How Are Annual RMDs in the 10-Year Period Calculated?
By Ian Berger, JD
IRA Analyst
In the July 22, 2024 Slott Report, my colleague Sarah Brenner explained how the IRS, in its final SECURE Act required minimum distribution (RMD) regulations issued on July 18, did not budge on a controversial position it had taken in its 2022 proposed regulations. The issue is whether a retirement account beneficiary subject to the 10-year payout rule who inherits from an IRA owner after the owner had started RMDs must continue annual RMDs during the 10-year period. The IRS said yes. Sarah gave the following example:
Example: Karen inherited a traditional IRA from her mother Linda, who died at age 85 in 2020. Under the SECURE Act, Karen is subject to the 10-year rule. She must empty the inherited IRA account by December 31, 2030. The new IRS final regulations also require her to take annual RMDs based on her life expectancy in years one through nine of the 10-year payout period. Due to the IRS waiver of the penalties for missed RMDs in years 2021, 2022, 2023, and 2024, Karen does not need to take RMDs for those years. However, beginning in 2025 she must take an annual RMD for years 2025-2029 from the inherited IRA.
So, how are Karen’s annual RMDs for 2025-2029 calculated assuming she turned age 60 in 2020 (the year her mother Linda died)? Let’s start with the 2025 RMD. Karen turns 65 in 2025. You might think we would look at the current IRS Single Life Table, see that the life expectancy of a 65-year old is 22.9 and assume that Karen’s 2025 RMD is the 12/31/24 value of the inherited IRA divided by 22.9.
But that would be too easy. Instead, we must go back and figure out what Karen’s baseline life expectancy was in 2021 (the year following the year Linda died) when she was 61, and then subtract 1.0 for each subsequent year up to 2025. The life expectancy of a 61-year old under the current IRS Single Life Table is 26.2. Subtracting 1.0 for each subsequent year gets us to a 22.2-year life expectancy for Karen’s 2025 RMD. Karen’s 2026 RMD will be 21.2 (22.2 -1.0), her 2027 RMD will be 20.2 (21.2 – 1.0), and so on until 2030. In 2030, Karen must take out all of her remaining of the inherited IRA.

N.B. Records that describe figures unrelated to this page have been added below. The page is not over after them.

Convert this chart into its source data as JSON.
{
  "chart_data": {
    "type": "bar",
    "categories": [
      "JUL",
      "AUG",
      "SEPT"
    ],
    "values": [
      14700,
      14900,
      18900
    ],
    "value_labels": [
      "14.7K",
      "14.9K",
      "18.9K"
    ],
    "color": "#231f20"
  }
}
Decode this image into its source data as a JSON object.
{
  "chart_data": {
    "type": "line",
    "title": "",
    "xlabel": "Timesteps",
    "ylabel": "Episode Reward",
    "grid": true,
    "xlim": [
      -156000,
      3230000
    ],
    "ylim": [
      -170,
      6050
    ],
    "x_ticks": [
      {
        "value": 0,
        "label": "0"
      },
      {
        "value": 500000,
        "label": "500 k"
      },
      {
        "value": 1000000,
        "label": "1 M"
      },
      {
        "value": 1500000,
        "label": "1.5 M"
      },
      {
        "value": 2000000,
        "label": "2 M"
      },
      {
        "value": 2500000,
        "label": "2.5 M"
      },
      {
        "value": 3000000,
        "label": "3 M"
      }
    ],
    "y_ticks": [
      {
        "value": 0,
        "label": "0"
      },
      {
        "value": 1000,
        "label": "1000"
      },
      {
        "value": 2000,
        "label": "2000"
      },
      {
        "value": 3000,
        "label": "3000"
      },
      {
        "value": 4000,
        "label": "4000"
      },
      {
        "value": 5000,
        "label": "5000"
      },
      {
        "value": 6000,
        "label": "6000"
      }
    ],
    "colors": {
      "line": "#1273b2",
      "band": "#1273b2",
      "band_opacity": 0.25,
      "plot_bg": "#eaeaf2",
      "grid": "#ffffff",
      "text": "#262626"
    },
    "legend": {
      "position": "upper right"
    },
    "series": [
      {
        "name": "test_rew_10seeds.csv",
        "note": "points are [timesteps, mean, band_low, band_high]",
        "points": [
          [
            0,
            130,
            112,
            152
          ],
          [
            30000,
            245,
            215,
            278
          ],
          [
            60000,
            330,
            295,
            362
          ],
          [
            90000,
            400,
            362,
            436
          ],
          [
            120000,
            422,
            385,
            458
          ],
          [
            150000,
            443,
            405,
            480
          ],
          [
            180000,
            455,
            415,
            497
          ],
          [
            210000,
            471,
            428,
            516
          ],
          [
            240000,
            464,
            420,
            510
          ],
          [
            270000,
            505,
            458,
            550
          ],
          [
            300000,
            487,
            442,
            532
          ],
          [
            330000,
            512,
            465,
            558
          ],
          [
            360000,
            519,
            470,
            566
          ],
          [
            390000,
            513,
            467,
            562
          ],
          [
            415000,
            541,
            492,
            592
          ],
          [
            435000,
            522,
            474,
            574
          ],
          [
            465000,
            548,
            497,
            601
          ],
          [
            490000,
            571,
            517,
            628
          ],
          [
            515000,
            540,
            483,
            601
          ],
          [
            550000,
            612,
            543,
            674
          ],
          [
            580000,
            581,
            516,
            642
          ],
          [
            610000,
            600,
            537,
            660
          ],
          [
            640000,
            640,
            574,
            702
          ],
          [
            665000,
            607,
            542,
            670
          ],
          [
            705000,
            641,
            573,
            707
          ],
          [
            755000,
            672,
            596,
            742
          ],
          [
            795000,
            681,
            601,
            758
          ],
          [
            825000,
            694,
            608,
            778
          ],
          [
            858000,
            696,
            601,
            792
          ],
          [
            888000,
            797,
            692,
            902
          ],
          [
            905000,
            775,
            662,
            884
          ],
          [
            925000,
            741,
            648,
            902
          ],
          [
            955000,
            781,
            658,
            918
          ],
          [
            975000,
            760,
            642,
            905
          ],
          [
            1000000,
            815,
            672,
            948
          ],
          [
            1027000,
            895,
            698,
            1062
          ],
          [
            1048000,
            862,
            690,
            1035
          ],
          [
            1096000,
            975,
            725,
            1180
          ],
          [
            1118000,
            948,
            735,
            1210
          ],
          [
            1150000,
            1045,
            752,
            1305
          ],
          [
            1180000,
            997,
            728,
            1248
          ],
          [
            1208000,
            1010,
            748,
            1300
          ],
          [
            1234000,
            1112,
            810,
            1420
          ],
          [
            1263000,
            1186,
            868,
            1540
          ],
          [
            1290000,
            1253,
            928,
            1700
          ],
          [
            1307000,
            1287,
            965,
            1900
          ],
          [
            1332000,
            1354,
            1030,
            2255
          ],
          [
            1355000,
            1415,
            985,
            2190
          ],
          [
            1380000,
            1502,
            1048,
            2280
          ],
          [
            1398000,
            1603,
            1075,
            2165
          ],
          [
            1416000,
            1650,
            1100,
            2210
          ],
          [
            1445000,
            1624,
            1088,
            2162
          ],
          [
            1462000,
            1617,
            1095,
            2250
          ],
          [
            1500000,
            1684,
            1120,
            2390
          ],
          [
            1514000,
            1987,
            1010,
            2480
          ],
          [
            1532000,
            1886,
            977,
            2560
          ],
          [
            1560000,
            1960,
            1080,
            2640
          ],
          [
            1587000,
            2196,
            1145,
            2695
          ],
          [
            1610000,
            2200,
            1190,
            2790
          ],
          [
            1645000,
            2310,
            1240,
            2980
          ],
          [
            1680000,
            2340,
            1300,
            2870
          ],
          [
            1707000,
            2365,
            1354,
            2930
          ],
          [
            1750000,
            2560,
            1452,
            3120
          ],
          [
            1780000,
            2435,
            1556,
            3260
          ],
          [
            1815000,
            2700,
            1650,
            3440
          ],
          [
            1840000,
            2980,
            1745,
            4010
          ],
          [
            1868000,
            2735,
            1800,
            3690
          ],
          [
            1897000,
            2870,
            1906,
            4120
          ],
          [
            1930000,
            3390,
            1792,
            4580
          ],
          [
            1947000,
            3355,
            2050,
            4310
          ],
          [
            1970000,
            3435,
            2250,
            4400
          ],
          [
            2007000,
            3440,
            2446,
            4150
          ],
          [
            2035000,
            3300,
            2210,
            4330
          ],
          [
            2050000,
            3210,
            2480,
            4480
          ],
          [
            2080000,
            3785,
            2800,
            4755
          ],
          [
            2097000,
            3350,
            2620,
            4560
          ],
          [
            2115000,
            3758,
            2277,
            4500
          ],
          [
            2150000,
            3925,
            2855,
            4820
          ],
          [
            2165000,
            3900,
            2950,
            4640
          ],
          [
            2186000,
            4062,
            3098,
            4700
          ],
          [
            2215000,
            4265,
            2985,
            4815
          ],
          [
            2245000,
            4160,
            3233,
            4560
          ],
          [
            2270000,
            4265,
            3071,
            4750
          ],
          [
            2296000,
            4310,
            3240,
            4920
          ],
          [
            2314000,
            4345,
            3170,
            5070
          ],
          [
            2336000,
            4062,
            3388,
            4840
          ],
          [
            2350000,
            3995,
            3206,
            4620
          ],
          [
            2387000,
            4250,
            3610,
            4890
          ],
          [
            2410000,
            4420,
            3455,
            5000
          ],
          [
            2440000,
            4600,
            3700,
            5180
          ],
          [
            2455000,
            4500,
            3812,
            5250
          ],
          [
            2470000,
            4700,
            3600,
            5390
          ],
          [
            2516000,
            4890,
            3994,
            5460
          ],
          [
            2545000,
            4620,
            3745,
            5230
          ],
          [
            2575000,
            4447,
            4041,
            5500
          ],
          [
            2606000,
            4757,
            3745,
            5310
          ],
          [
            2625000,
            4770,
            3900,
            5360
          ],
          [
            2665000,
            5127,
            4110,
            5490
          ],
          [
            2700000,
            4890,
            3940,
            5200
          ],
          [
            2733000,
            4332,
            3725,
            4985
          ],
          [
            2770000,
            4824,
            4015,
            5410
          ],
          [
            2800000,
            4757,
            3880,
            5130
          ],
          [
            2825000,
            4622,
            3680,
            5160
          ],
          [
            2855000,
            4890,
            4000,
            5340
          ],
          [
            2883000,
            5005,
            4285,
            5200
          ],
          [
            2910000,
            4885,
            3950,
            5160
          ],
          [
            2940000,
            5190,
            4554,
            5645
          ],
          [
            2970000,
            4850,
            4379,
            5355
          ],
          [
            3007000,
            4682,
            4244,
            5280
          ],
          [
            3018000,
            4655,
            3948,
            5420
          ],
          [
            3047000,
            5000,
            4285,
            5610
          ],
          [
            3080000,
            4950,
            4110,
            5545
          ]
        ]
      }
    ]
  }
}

The IRS position requiring annual RMDs has been widely criticized. But keep in mind that many plan account beneficiaries subject to the 10-year rule will voluntarily take out more than the yearly minimum distribution over the 10-year period. For those people, the IRS rule is irrelevant. And, those who aren’t already taking out more than the annual RMD should consider doing so. If they don’t, they may be stuck with a large tax bill in the 10th year when the account must be emptied. That’s especially true for beneficiaries like Karen who, because of the delayed effective date of the annual RMD rule, will only be required to take five yearly RMDs instead of nine.